The highest paying savings accounts on the market tend to come with a string of strict terms, which if you fall foul of, result in a drop in interest. Common requirements include paying in a set sum each month and not making withdrawals during a set period.
Make sure to fully understand these terms before opening a savings account and if you choose an account with a six or 12 month bonus, remember that this will plummet when the bonus period ends.
Cashback credit cards that pay you a small percentage each time you spend on the card are full of loopholes in the small print. All have a maximum spend, but many have a minimum spend too.
For example, the Sainsbury's Cashback Low Rate card advertises that it offers users 5% cashback for the first three months. However the 5% cashback is capped at £50 a month. A further 5% cashback is subject to you spending £500 a month on the card (£250 of that at Sainsbury's).
Attempt to repay your mortgage early and you may be greeted with a hefty fee in the form of an early repayment charge. These penalties vary from lender to lender and even deal to deal, but are typically be around 10% of the outstanding balance.
Details of any early repayment charges should be clearly outlined in your mortgage contract but it is worth double-checking with your lender before you try to make a payment.
Insurance is an incredibly complex area of personal finance and different forms of cover are riddled with different hitches that make it crucial to read the small print. Failure to do so could lead you to pay for a product you would be never be able to claim upon, or unknowingly do something that invalidates your claim.
Always buy the right level of cover for your needs and pay close attention to any exclusions in the policy wording. For example, many travel insurance policies for winter sports won't pay out for treatment of injuries incurred while under the influence of alcohol.
Think a credit card can't do any damage at home in your drawer? Think again. Some credit and store cards charge a dormancy fee if you don't use them regularly.
For example, all Santander-issued store cards, including Topshop and Laura Ashley cards among others, charge a fee of £10 if you remain in debit for three consecutive months.

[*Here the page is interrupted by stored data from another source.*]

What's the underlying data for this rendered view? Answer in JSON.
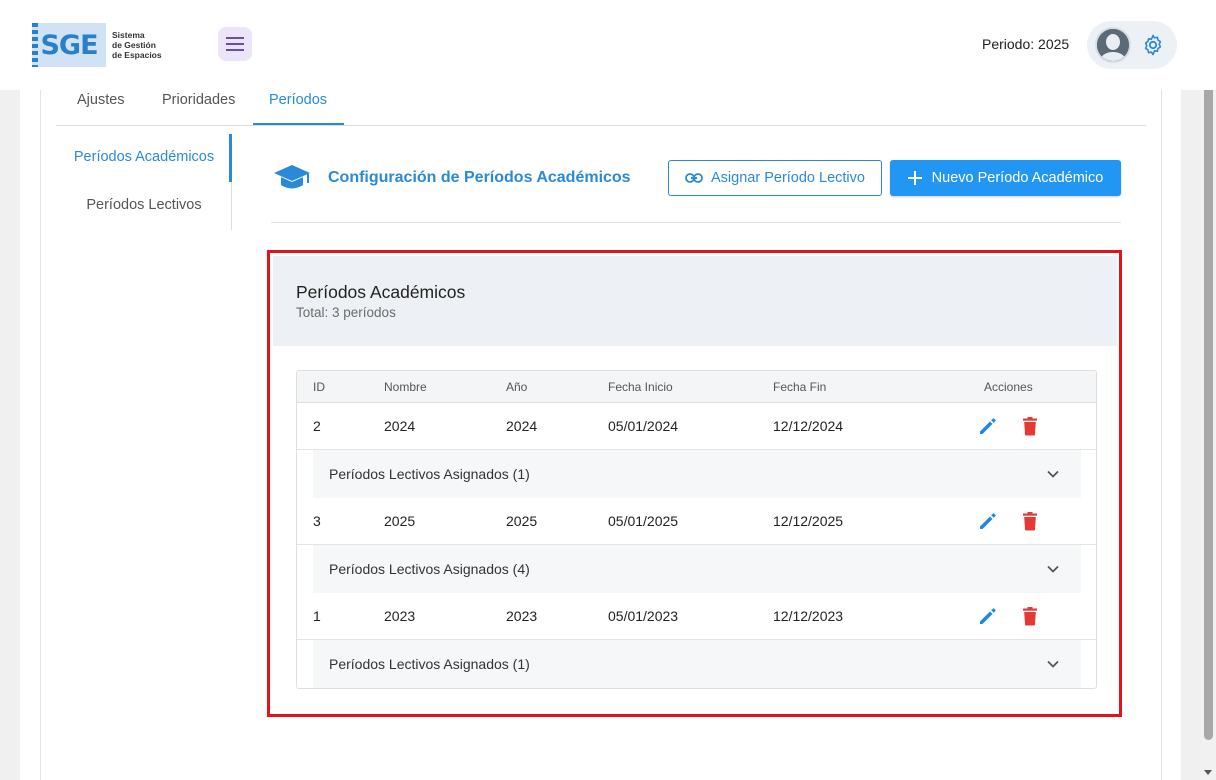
{
  "header": {
    "logo_text": "SGE",
    "logo_sub": [
      "Sistema",
      "de Gestión",
      "de Espacios"
    ],
    "periodo_label": "Periodo: 2025",
    "menu_icon": "hamburger-icon",
    "settings_icon": "gear-icon"
  },
  "tabs": [
    {
      "label": "Ajustes",
      "active": false
    },
    {
      "label": "Prioridades",
      "active": false
    },
    {
      "label": "Períodos",
      "active": true
    }
  ],
  "sidenav": [
    {
      "label": "Períodos Académicos",
      "active": true
    },
    {
      "label": "Períodos Lectivos",
      "active": false
    }
  ],
  "section": {
    "title": "Configuración de Períodos Académicos",
    "assign_button": "Asignar Período Lectivo",
    "new_button": "Nuevo Período Académico"
  },
  "panel": {
    "title": "Períodos Académicos",
    "subtitle": "Total: 3 períodos"
  },
  "table": {
    "columns": [
      "ID",
      "Nombre",
      "Año",
      "Fecha Inicio",
      "Fecha Fin",
      "Acciones"
    ],
    "rows": [
      {
        "id": "2",
        "nombre": "2024",
        "anio": "2024",
        "inicio": "05/01/2024",
        "fin": "12/12/2024",
        "assigned": "Períodos Lectivos Asignados (1)"
      },
      {
        "id": "3",
        "nombre": "2025",
        "anio": "2025",
        "inicio": "05/01/2025",
        "fin": "12/12/2025",
        "assigned": "Períodos Lectivos Asignados (4)"
      },
      {
        "id": "1",
        "nombre": "2023",
        "anio": "2023",
        "inicio": "05/01/2023",
        "fin": "12/12/2023",
        "assigned": "Períodos Lectivos Asignados (1)"
      }
    ]
  },
  "colors": {
    "accent": "#2a8ad8",
    "primary_button": "#2196f3",
    "delete": "#e53935",
    "highlight": "#e0141b"
  }
}
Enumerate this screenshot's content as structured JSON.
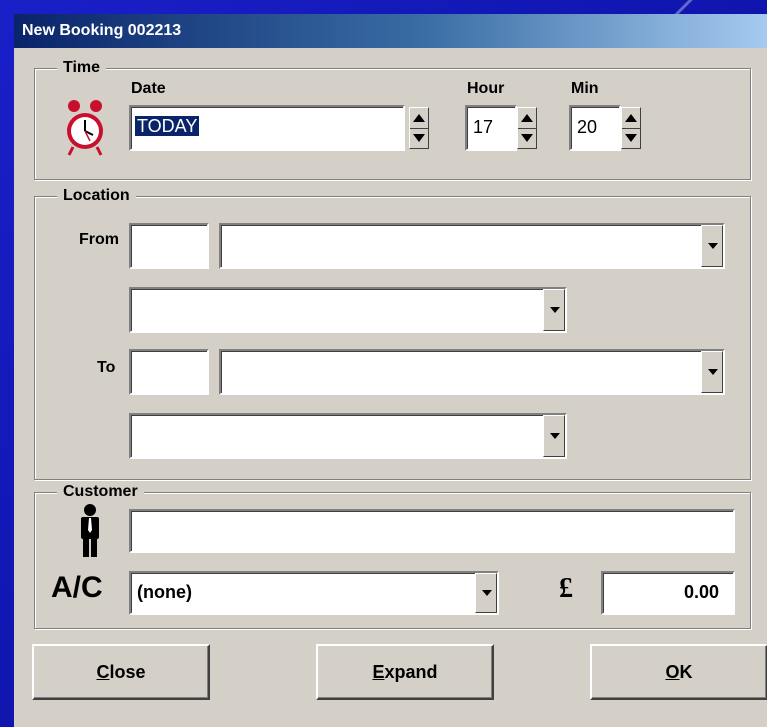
{
  "window": {
    "title": "New Booking 002213"
  },
  "time": {
    "group_label": "Time",
    "date_label": "Date",
    "date_value": "TODAY",
    "hour_label": "Hour",
    "hour_value": "17",
    "min_label": "Min",
    "min_value": "20",
    "icon": "alarm-clock-icon"
  },
  "location": {
    "group_label": "Location",
    "from_label": "From",
    "to_label": "To",
    "from_code": "",
    "from_address": "",
    "from_area": "",
    "to_code": "",
    "to_address": "",
    "to_area": ""
  },
  "customer": {
    "group_label": "Customer",
    "name_value": "",
    "person_icon": "person-icon",
    "ac_label": "A/C",
    "account_value": "(none)",
    "currency_symbol": "£",
    "fare_value": "0.00"
  },
  "buttons": {
    "close_prefix": "C",
    "close_rest": "lose",
    "expand_prefix": "E",
    "expand_rest": "xpand",
    "ok_prefix": "O",
    "ok_rest": "K"
  },
  "colors": {
    "desktop": "#1a20c8",
    "titlebar": "#0a246a",
    "window": "#d4d0c8",
    "alarm_clock": "#c8102e"
  }
}
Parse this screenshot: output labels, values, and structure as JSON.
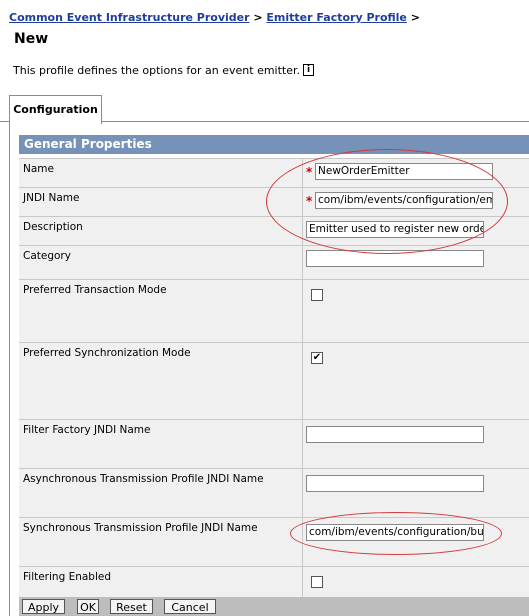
{
  "breadcrumb": {
    "link1": "Common Event Infrastructure Provider",
    "sep1": " > ",
    "link2": "Emitter Factory Profile",
    "sep2": " >"
  },
  "page": {
    "title": "New",
    "description": "This profile defines the options for an event emitter.",
    "info_icon": "i"
  },
  "tabs": {
    "configuration": "Configuration"
  },
  "section": {
    "title": "General Properties"
  },
  "fields": {
    "name": {
      "label": "Name",
      "value": "NewOrderEmitter",
      "required": "*"
    },
    "jndi": {
      "label": "JNDI Name",
      "value": "com/ibm/events/configuration/emitter",
      "required": "*"
    },
    "description": {
      "label": "Description",
      "value": "Emitter used to register new orders"
    },
    "category": {
      "label": "Category",
      "value": ""
    },
    "pref_tx": {
      "label": "Preferred Transaction Mode",
      "checked": ""
    },
    "pref_sync": {
      "label": "Preferred Synchronization Mode",
      "checked": "✔"
    },
    "filter_factory": {
      "label": "Filter Factory JNDI Name",
      "value": ""
    },
    "async_profile": {
      "label": "Asynchronous Transmission Profile JNDI Name",
      "value": ""
    },
    "sync_profile": {
      "label": "Synchronous Transmission Profile JNDI Name",
      "value": "com/ibm/events/configuration/bus-tra"
    },
    "filtering": {
      "label": "Filtering Enabled",
      "checked": ""
    }
  },
  "buttons": {
    "apply": "Apply",
    "ok": "OK",
    "reset": "Reset",
    "cancel": "Cancel"
  },
  "colors": {
    "header": "#7792b9",
    "link": "#1e3e9a",
    "annotation": "#d23a3a"
  }
}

Exceed the monthly usage allowance in your broadband deal and you could be hit with a huge fee. Common with the cheapest broadband deals on the market, penalty charges for going over your contracted limit can push your bills up even higher than if you paid for a deal with unlimited usage.
According to Talk Talk, some households are being forced to pay an additional £40 per month for exceeding their usage allowance. BT for example, charges £5 per every 5GB extra used.
Familiarise yourself with the download limit in your package and the penalties for exceeding it, decide whether you are better off with an unlimited deal.